People often ask me, what consequence should I give my child for situation X.
There is no one right answer for that because each family is different, but here are some guidelines:
Logical consequences should
•be related to the problem
•be age appropriate
•allow a child his/her dignity
And most importantly, you HAVE to be able to follow through with them or you are back at square one, so it has to work for your family and for that particular child (fair is not equal).
When a Logical Consequence is Required
Start by remembering that a logical consequences is close to what an adult would have to do in the same situation.
Let’s look at some examples:
*Sara has gotten herself a glass of milk. Unfortunately, she left out the bottle and it has gone sour.
*Natural consequence: Drink sour milk or do without
*Logical consequence: Borrow some, buy more, use powdered milk or maybe watered down yogurt.
A child may be too young to borrow or buy, and maybe there is no powdered milk or yogurt in the house. In that case, a parent can take the action, but the child should either a) be right there with you and/or b) find a way to make it up to you by say, doing something else you need done while you run to the store for more milk.
•Susan is playing ball in the house and breaks a window.
*Natural consequence: Wind and cold air come through the window; the house is vulnerable to thieves. Unlike with the sour milk, the consequence here is too high not to do anything.
*Logical consequence: Someone pays to have the window replaced.

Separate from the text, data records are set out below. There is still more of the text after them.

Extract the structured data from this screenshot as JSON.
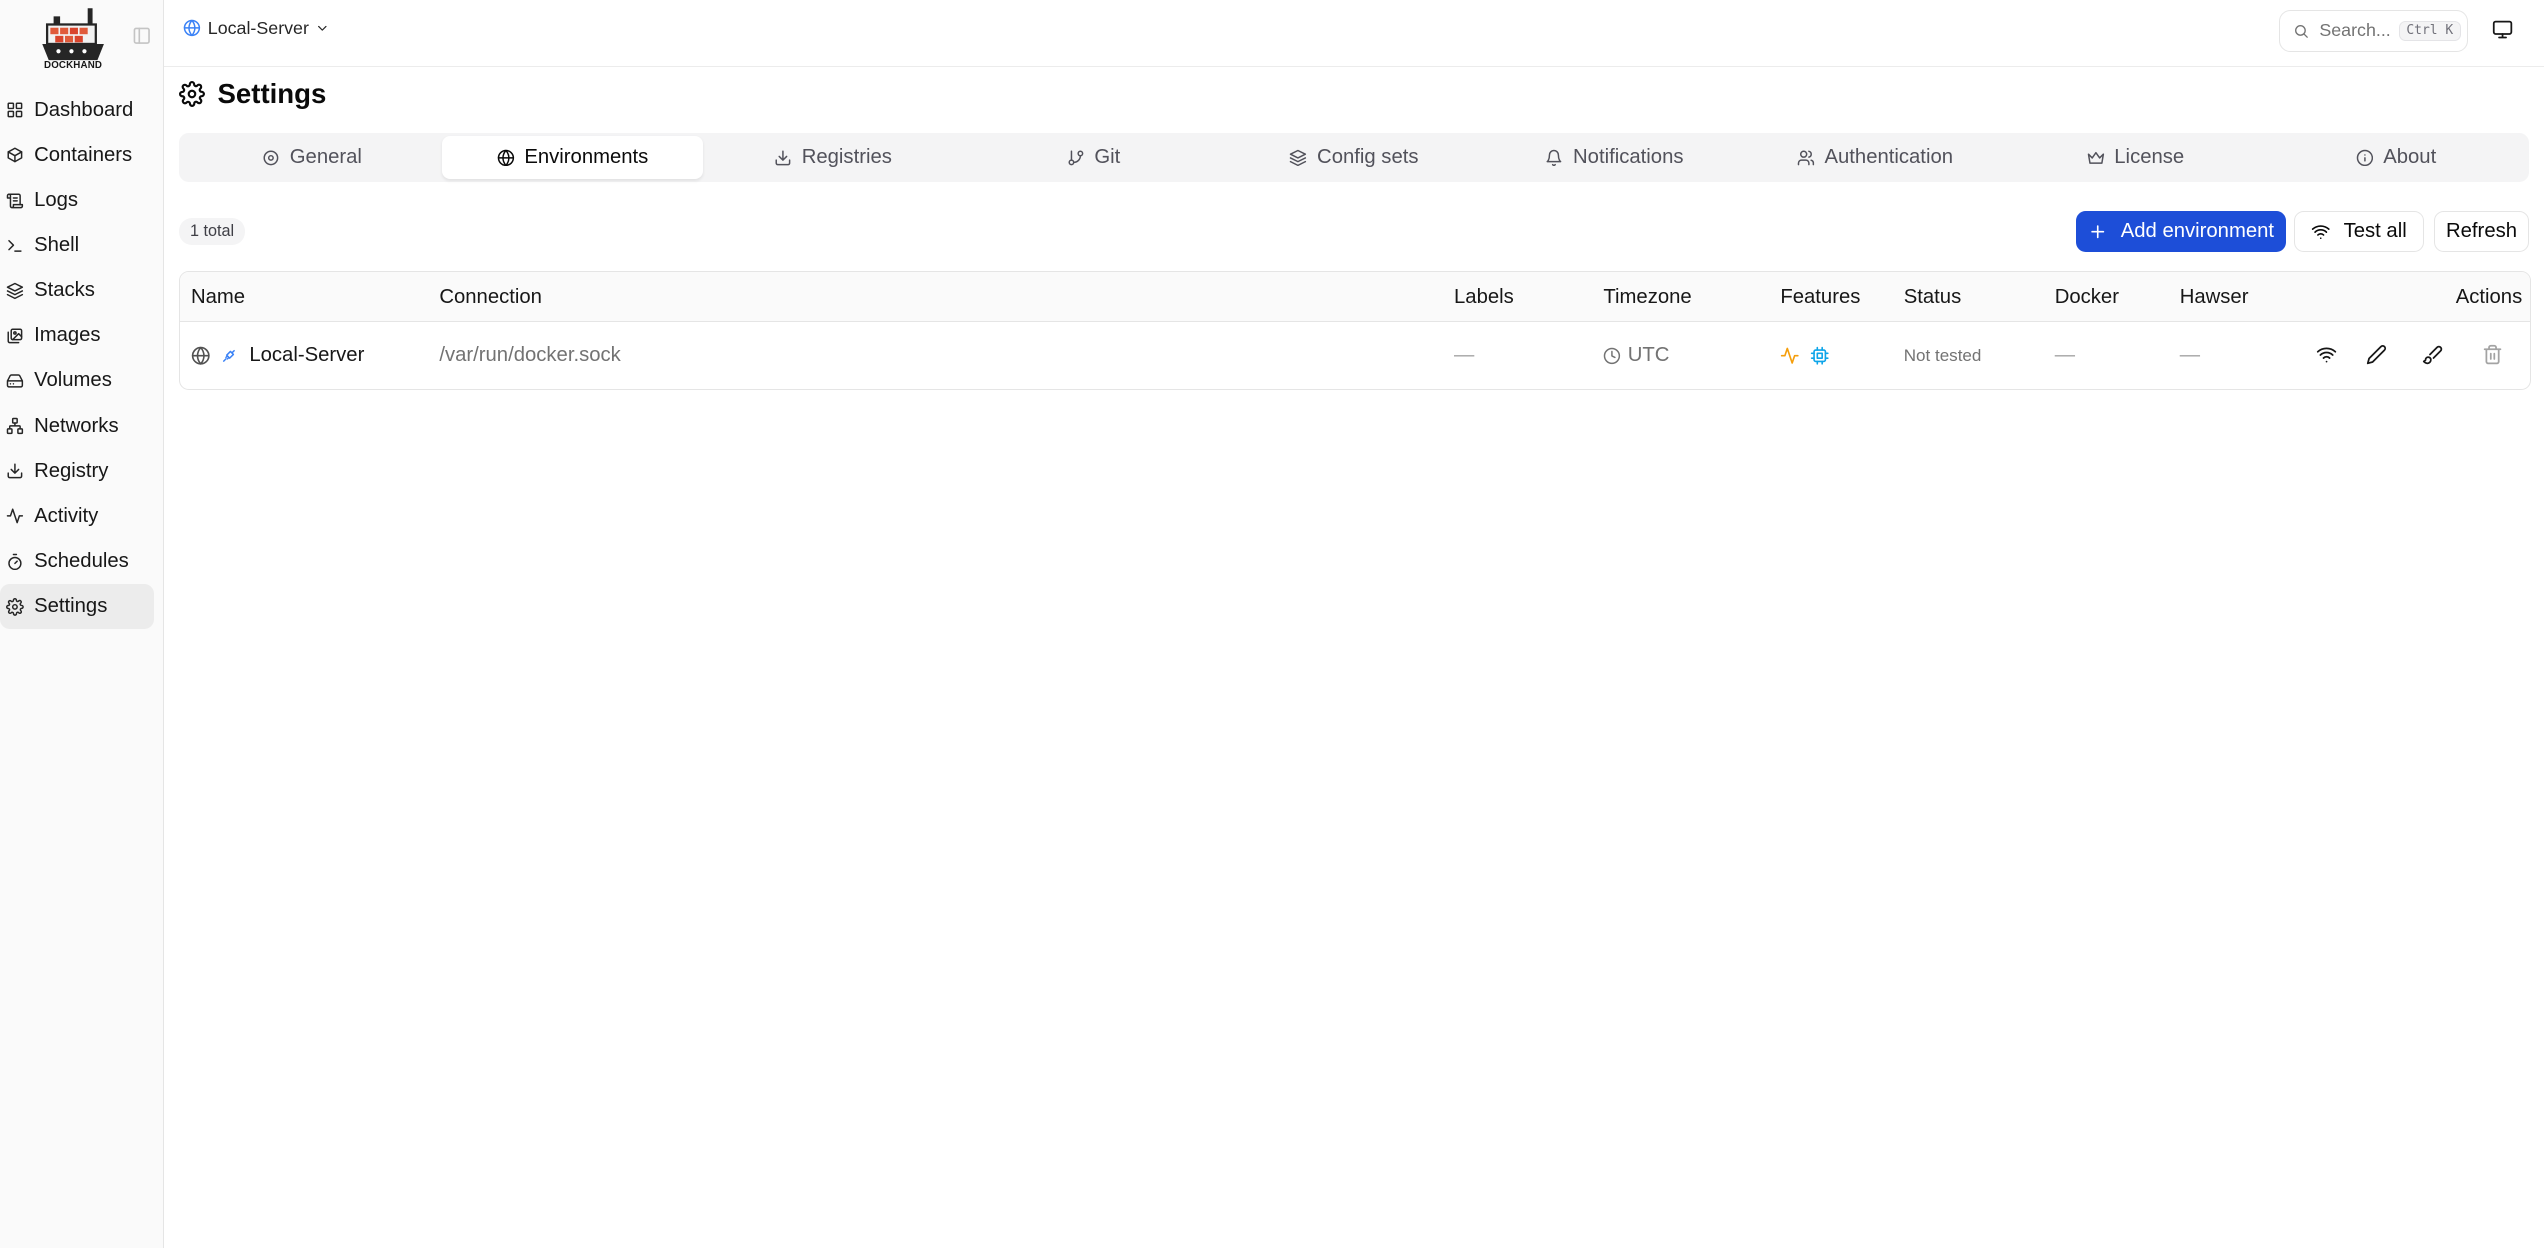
{
  "app": {
    "logo_text": "DOCKHAND"
  },
  "sidebar": {
    "items": [
      {
        "label": "Dashboard",
        "icon": "dashboard-icon"
      },
      {
        "label": "Containers",
        "icon": "box-icon"
      },
      {
        "label": "Logs",
        "icon": "scroll-icon"
      },
      {
        "label": "Shell",
        "icon": "terminal-icon"
      },
      {
        "label": "Stacks",
        "icon": "layers-icon"
      },
      {
        "label": "Images",
        "icon": "images-icon"
      },
      {
        "label": "Volumes",
        "icon": "hard-drive-icon"
      },
      {
        "label": "Networks",
        "icon": "network-icon"
      },
      {
        "label": "Registry",
        "icon": "download-icon"
      },
      {
        "label": "Activity",
        "icon": "activity-icon"
      },
      {
        "label": "Schedules",
        "icon": "timer-icon"
      },
      {
        "label": "Settings",
        "icon": "gear-icon",
        "active": true
      }
    ]
  },
  "header": {
    "environment": "Local-Server",
    "search_placeholder": "Search...",
    "search_shortcut": "Ctrl K"
  },
  "page": {
    "title": "Settings"
  },
  "tabs": [
    {
      "label": "General",
      "icon": "gear-icon"
    },
    {
      "label": "Environments",
      "icon": "globe-icon",
      "active": true
    },
    {
      "label": "Registries",
      "icon": "download-icon"
    },
    {
      "label": "Git",
      "icon": "git-branch-icon"
    },
    {
      "label": "Config sets",
      "icon": "layers-icon"
    },
    {
      "label": "Notifications",
      "icon": "bell-icon"
    },
    {
      "label": "Authentication",
      "icon": "users-icon"
    },
    {
      "label": "License",
      "icon": "crown-icon"
    },
    {
      "label": "About",
      "icon": "info-icon"
    }
  ],
  "toolbar": {
    "total": "1 total",
    "add_label": "Add environment",
    "test_all_label": "Test all",
    "refresh_label": "Refresh"
  },
  "table": {
    "columns": [
      "Name",
      "Connection",
      "Labels",
      "Timezone",
      "Features",
      "Status",
      "Docker",
      "Hawser",
      "Actions"
    ],
    "rows": [
      {
        "name": "Local-Server",
        "connection": "/var/run/docker.sock",
        "labels": "—",
        "timezone": "UTC",
        "features": [
          "activity-icon",
          "cpu-icon"
        ],
        "status": "Not tested",
        "docker": "—",
        "hawser": "—"
      }
    ]
  },
  "colors": {
    "primary": "#1d4ed8",
    "feature_activity": "#f59e0b",
    "feature_cpu": "#0ea5e9",
    "env_icon": "#3b82f6"
  }
}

Depending on the age of the child, it might not be reasonable to have him pay for the window, but even a preschool can help with extra chores to earn money towards the cost. The younger the child, the more immediately you want her to be able to meet the requirement and have the incident done with. A preschooler for example might help you rake leaves or sweep for 15 minutes and be done. A more mature preschooler might manage a half an hour. You know your kid. You want to pick something that feels big enough to the child that she doesn’t feel that she “got away” with something; on the other hand, the goal is not to make her miserable. With a teenager, who really should know better, it is okay for it to take three or four weeks to make up the cost of the window.
*It’s a new school year. Last year Maya had a problem forgetting her school work. This year you inform her you are not going to rescue her.
•Natural consequence: The child runs into problems at school; the child doesn’t learn to organize her things and follow through on deadlines.
--Suffer the teacher imposed consequence (detention, lost points, etc.)
--Set a daily alarm that reminds her to check that homework is in her bag.
--Have her do extra homework which she can role play turning in to you later.
—Parent checks backpack before Maya leaves school. she runs back and turns work in. Maya makes up the time parents had to wait with extra chores at home.
*CONSEQUENCES are for teaching not punishing.
*NATURAL CONSEQUENCES are what going to happen if nobody steps in and takes action. Wherever possible, let the natural consequence do its work.
*LOGICAL CONSEQUENCES are the kinds of things an adult would need to do when a mistake was made. (ex.run a read light, get a ticket), so keep it as close to that as makes sense for the age and stage of the child.
FROM LAST WEEK: Use the lowest level consequence to teach the lesson; if the behavior repeats it self, step it up a notch (step not leap).
What are some of the most effective consequences you have given? I'd love to hear. Post on the Joyful Parenting Facebook page. Or if you have a situation and are looking for an effective consequence, post that.
Good consequences take time to have at your finger tips, but they will get easier. Just keep putting your energy into praising kids when you see them doing what you want them to do, so consequences are your last resort.